James passed away in 1893 at the age of 71, having realized little fame or fortune from his venerable classic, though it had been popular from day one.
The original tune is a bit different from the one we know today—the chorus is a bit more formal. To my ear it actually bears more than a passing resemblance to the tune of “Jolly Old Saint Nicholas” (a song that authorities list as “traditional” and “origin unknown”).
The lyrics have come down basically unchanged, four full verses in all. It’s the third verse that tends to get left out—in that verse, our hero is blown off the road and laughed at by a faster rig. The only real lyrical oddity is that Jingle Bell scholars believe that the title is an imperative—in other words, we’re giving instructions, not identifying a type. It’s “hey, you bells, get jingly” and not “here we have some jingle type bells.”
Mostly the lyrics point to the big unanswered question, which is this—why exactly is “Jingle Bells” a Christmas song anyway?
It’s not even remotely about Christmas. In the first verse, we extol the fun of ramping around in an open sleigh. In the second, we add a girl (“Fannie Bright” not “Brice,” who didn’t some along until much later) and the get stuck in a snow bank where we become “upsot,” which is 1850’s slang for either turning upside down or becoming drunk.
The final verse is even more direct. “Now the ground is white/ go get it while you’re young/ Take the girls tonight/ and sing this sleighing song.” It also advises that you get a horse with “two forty for his speed,” a reference to a horse that covers a mile in two minutes, forty seconds.
In other words, “Jingle Bells” is nothing less than a 150-year-old celebration of the joys of a woman and a fast vehicle. How such a thing ever became associated with the baby Jesus is quite beyond me, but clearly there’s no reason we couldn’t keep enjoying it throughout the rest of the snow-covered winter season.

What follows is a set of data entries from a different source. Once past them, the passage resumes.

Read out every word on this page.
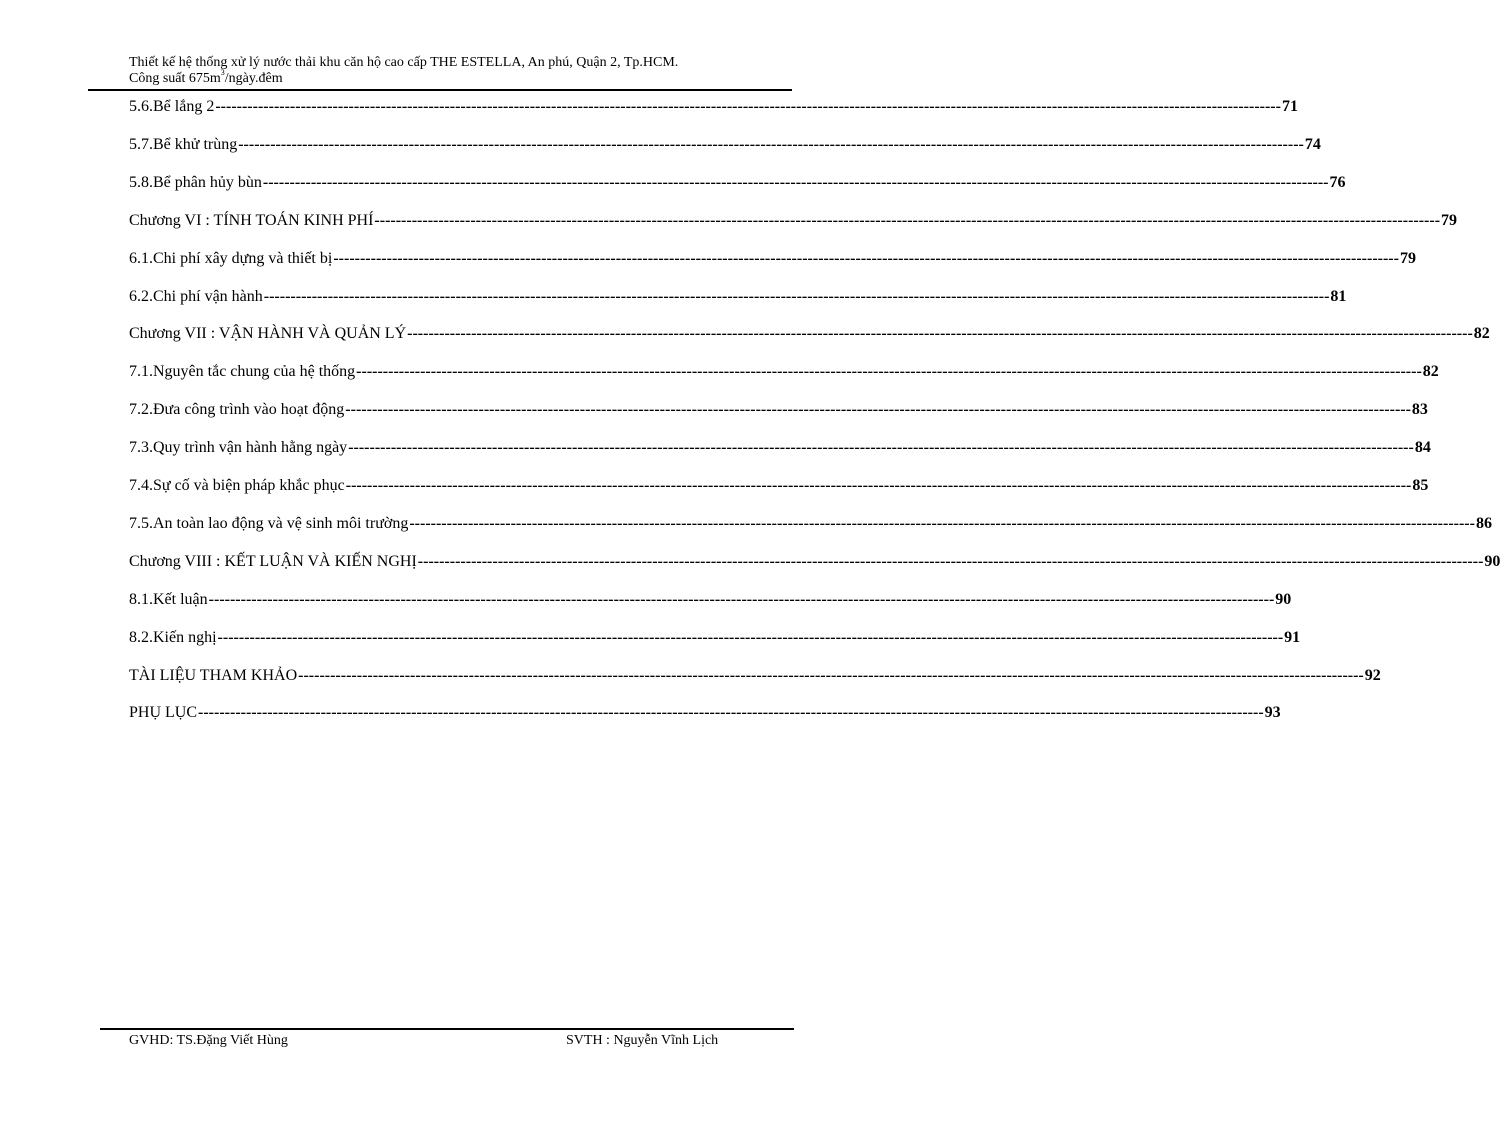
Thiết kế hệ thống xử lý nước thải khu căn hộ cao cấp THE ESTELLA, An phú, Quận 2, Tp.HCM.
Công suất $675m^3/ngày.đêm$
5.6.Bể lắng 2 -------------------------------------------------------------------------------------------------------------------------------------------------------------------------------------------------------- 71
5.7.Bể khử trùng -------------------------------------------------------------------------------------------------------------------------------------------------------------------------------------------------------- 74
5.8.Bể phân hủy bùn -------------------------------------------------------------------------------------------------------------------------------------------------------------------------------------------------------- 76
Chương VI : TÍNH TOÁN KINH PHÍ -------------------------------------------------------------------------------------------------------------------------------------------------------------------------------------------------------- 79
6.1.Chi phí xây dựng và thiết bị -------------------------------------------------------------------------------------------------------------------------------------------------------------------------------------------------------- 79
6.2.Chi phí vận hành -------------------------------------------------------------------------------------------------------------------------------------------------------------------------------------------------------- 81
Chương VII : VẬN HÀNH VÀ QUẢN LÝ -------------------------------------------------------------------------------------------------------------------------------------------------------------------------------------------------------- 82
7.1.Nguyên tắc chung của hệ thống -------------------------------------------------------------------------------------------------------------------------------------------------------------------------------------------------------- 82
7.2.Đưa công trình vào hoạt động -------------------------------------------------------------------------------------------------------------------------------------------------------------------------------------------------------- 83
7.3.Quy trình vận hành hằng ngày -------------------------------------------------------------------------------------------------------------------------------------------------------------------------------------------------------- 84
7.4.Sự cố và biện pháp khắc phục -------------------------------------------------------------------------------------------------------------------------------------------------------------------------------------------------------- 85
7.5.An toàn lao động và vệ sinh môi trường -------------------------------------------------------------------------------------------------------------------------------------------------------------------------------------------------------- 86
Chương VIII : KẾT LUẬN VÀ KIẾN NGHỊ -------------------------------------------------------------------------------------------------------------------------------------------------------------------------------------------------------- 90
8.1.Kết luận -------------------------------------------------------------------------------------------------------------------------------------------------------------------------------------------------------- 90
8.2.Kiến nghị -------------------------------------------------------------------------------------------------------------------------------------------------------------------------------------------------------- 91
TÀI LIỆU THAM KHẢO -------------------------------------------------------------------------------------------------------------------------------------------------------------------------------------------------------- 92
PHỤ LỤC -------------------------------------------------------------------------------------------------------------------------------------------------------------------------------------------------------- 93
GVHD: TS.Đặng Viết Hùng	SVTH : Nguyễn Vĩnh Lịch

Not that all news for the venerable birthday song is good. A recent poll by Edison Media Research tested 579 Christmas recordings. Placing dead last was a song that was a big hit in 1955, created by a Danish sound engineer by the slow painful process of working with hundreds of collected recordings of animal sounds. Yes, “Jingle Bells” as rendered by the Barking Dogs has been judged the least favorite Christmas record of all. Happy birthday, indeed.